Terminally ill patients who are already in their final days can now ask their doctors for lethal drugs to speed up their deaths. The state of Vermont will require a second doctor's opinion that patients are near death, proof the patients are of sound mind, and will require patients to ask multiple times for lethal drugs. Those safeguards are based on the state of Oregon's handling of its first-in-the-nation aid-in-dying law.
While Vermont's law took effect immediately upon Gov. Shumlin's signing, many in Vermont's medical community have said they're approaching implementation of the measure very slowly and very cautiously.
"I think the implications need to be studied," said Dr. Phil Brown, the vice president for medical affairs at Central Vermont Medical Center in Berlin.
Brown told NECN his facility will spend the summer consulting with lawyers and ethics committees to help doctors understand legal ramifications of the new law. Brown explained some questions he hopes to have answered include understanding exactly who's considered mentally capable to ask for the deadly doses, and how it'll work if physicians choose to opt out of writing that requested prescription.
"We just want to make sure our physicians are doing the right thing and that they have the information to make the right choices here," Brown added.
Opponents of the law fear it will open the floodgates to elder abuse and send a message that Vermont is a state that doesn't value life.
"I think it's a sad day," said Mary Hahn Beerworth of the Vt. Right to Life Committee. "The only thing that's historic today is that the Governor, the Speaker of the House, and [chair of the V.T. Senate Health and Welfare Committee] Senator Claire Ayer colluded to commit legislative malpractice."
Another group opposing the legislation is True Dignity Vermont, which calls itself a watchdog organization. It has launched a toll-free hotline at 1-855-787-5455, asking Vermonters to report suspected cases of patients being pressured or influenced into taking lethal doses of drugs.

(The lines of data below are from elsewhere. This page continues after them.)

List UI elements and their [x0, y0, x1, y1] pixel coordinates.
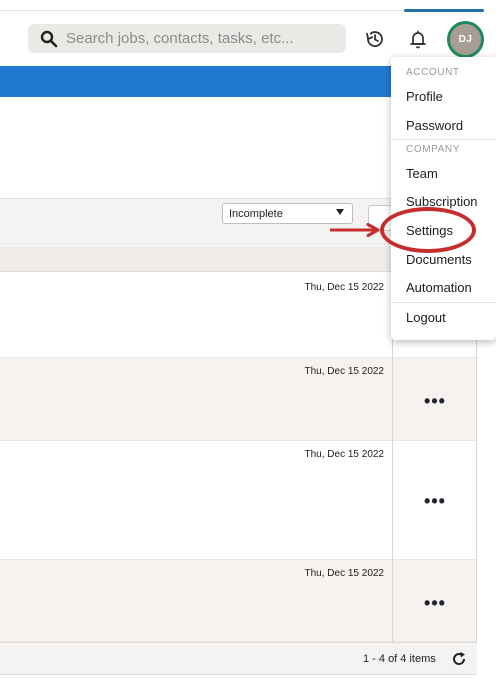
table-row[interactable]: Thu, Dec 15 2022 ••• — [0, 560, 476, 642]
annotation-circle — [380, 207, 476, 253]
row-date: Thu, Dec 15 2022 — [304, 282, 385, 293]
menu-item-password[interactable]: Password — [406, 118, 463, 133]
menu-item-documents[interactable]: Documents — [406, 252, 472, 267]
row-date: Thu, Dec 15 2022 — [304, 449, 385, 460]
annotation-arrow-icon — [329, 223, 382, 237]
user-avatar-button[interactable]: DJ — [447, 21, 484, 58]
menu-divider — [391, 302, 496, 303]
header-divider — [0, 10, 404, 11]
menu-item-team[interactable]: Team — [406, 166, 438, 181]
history-icon[interactable] — [363, 27, 387, 51]
row-actions-button[interactable]: ••• — [420, 492, 450, 516]
menu-divider — [391, 139, 496, 140]
user-dropdown-menu: ACCOUNT Profile Password COMPANY Team Su… — [391, 57, 496, 340]
bell-icon[interactable] — [406, 27, 430, 51]
status-filter-select[interactable]: Incomplete — [222, 203, 353, 224]
row-actions-button[interactable]: ••• — [420, 392, 450, 416]
search-icon — [40, 30, 58, 48]
table-row[interactable]: Thu, Dec 15 2022 ••• — [0, 358, 476, 441]
menu-item-automation[interactable]: Automation — [406, 280, 472, 295]
row-date: Thu, Dec 15 2022 — [304, 366, 385, 377]
search-input[interactable] — [66, 30, 346, 47]
table-row[interactable]: Thu, Dec 15 2022 ••• — [0, 441, 476, 560]
menu-item-logout[interactable]: Logout — [406, 310, 446, 325]
menu-section-account: ACCOUNT — [406, 67, 460, 78]
refresh-icon[interactable] — [450, 650, 468, 668]
row-date: Thu, Dec 15 2022 — [304, 568, 385, 579]
pagination-info: 1 - 4 of 4 items — [363, 653, 436, 665]
menu-section-company: COMPANY — [406, 144, 461, 155]
chevron-down-icon — [336, 209, 344, 215]
status-filter-value: Incomplete — [229, 208, 283, 220]
global-search[interactable] — [28, 24, 346, 53]
menu-item-profile[interactable]: Profile — [406, 89, 443, 104]
header-accent-bar — [404, 9, 484, 12]
grid-footer: 1 - 4 of 4 items — [0, 642, 477, 675]
row-actions-button[interactable]: ••• — [420, 594, 450, 618]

However, the law's thrilled backers insist no pressure will ever be levied on dying patients. Instead, supporters say, the law will give the handful of Vermonters predicted to take the step each year peace of mind that they'll have the right to choose when to end their pain and suffering on their terms. Only Vermont patients may utilize the law, according to a press release from Gov. Shumlin's office.
"Vermonters who face terminal illness and are in excruciating pain at the end of their lives now have control over their destinies," Shumlin said. "This is the right thing to do."

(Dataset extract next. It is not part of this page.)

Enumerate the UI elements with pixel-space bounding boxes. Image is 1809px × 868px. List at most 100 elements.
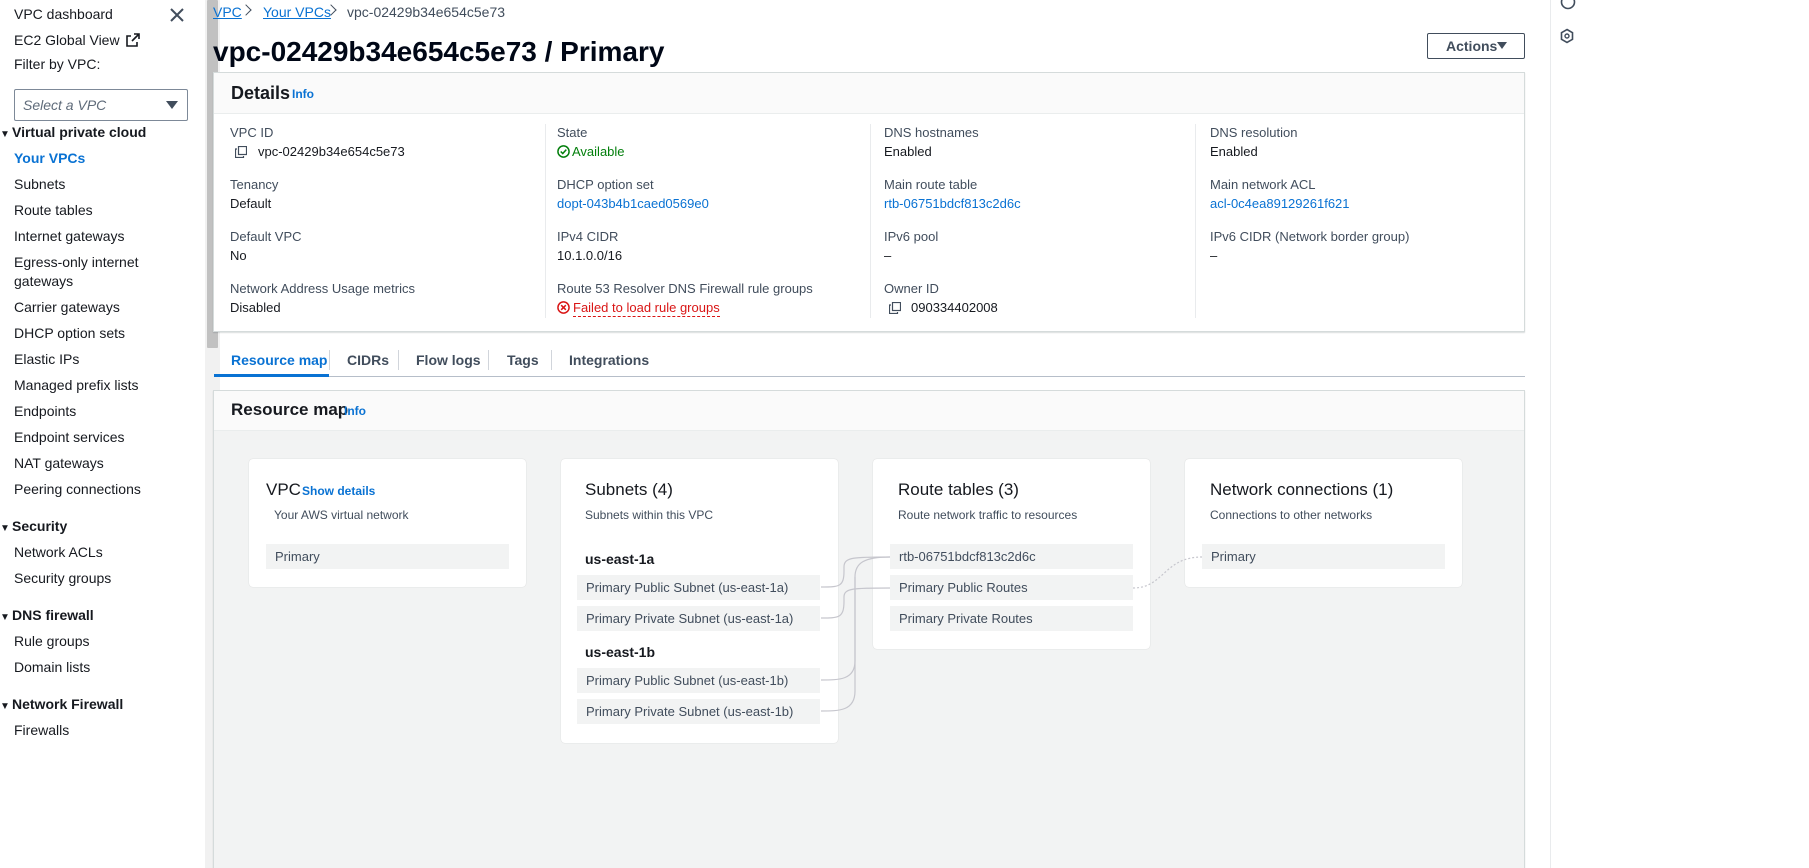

Dr. Harry Chen, the commissioner of the Vermont Health Dept., told NECN after the bill-signing that he expects insurance companies to handle covering the costs of the lethal drugs as they would for any other health care request. He also said he expects physician-aided deaths will not negatively affect a patient's life insurance claims, explaining the legislation aimed to define physician-aided death as medically very different than earlier-in-life forms of suicide, which can nullify some benefits.
"As it is, the people who'll use this are very close to death already," Chen added.
Vermont is the fourth state to allow doctors to prescribe lethal medications to patients, but the first to do so by actions of the state legislature. Oregon passed its 1997 law by referendum; Washington state followed suit in 2006; and a court order in Montana made it legal in that state, the Associated Press reported last week.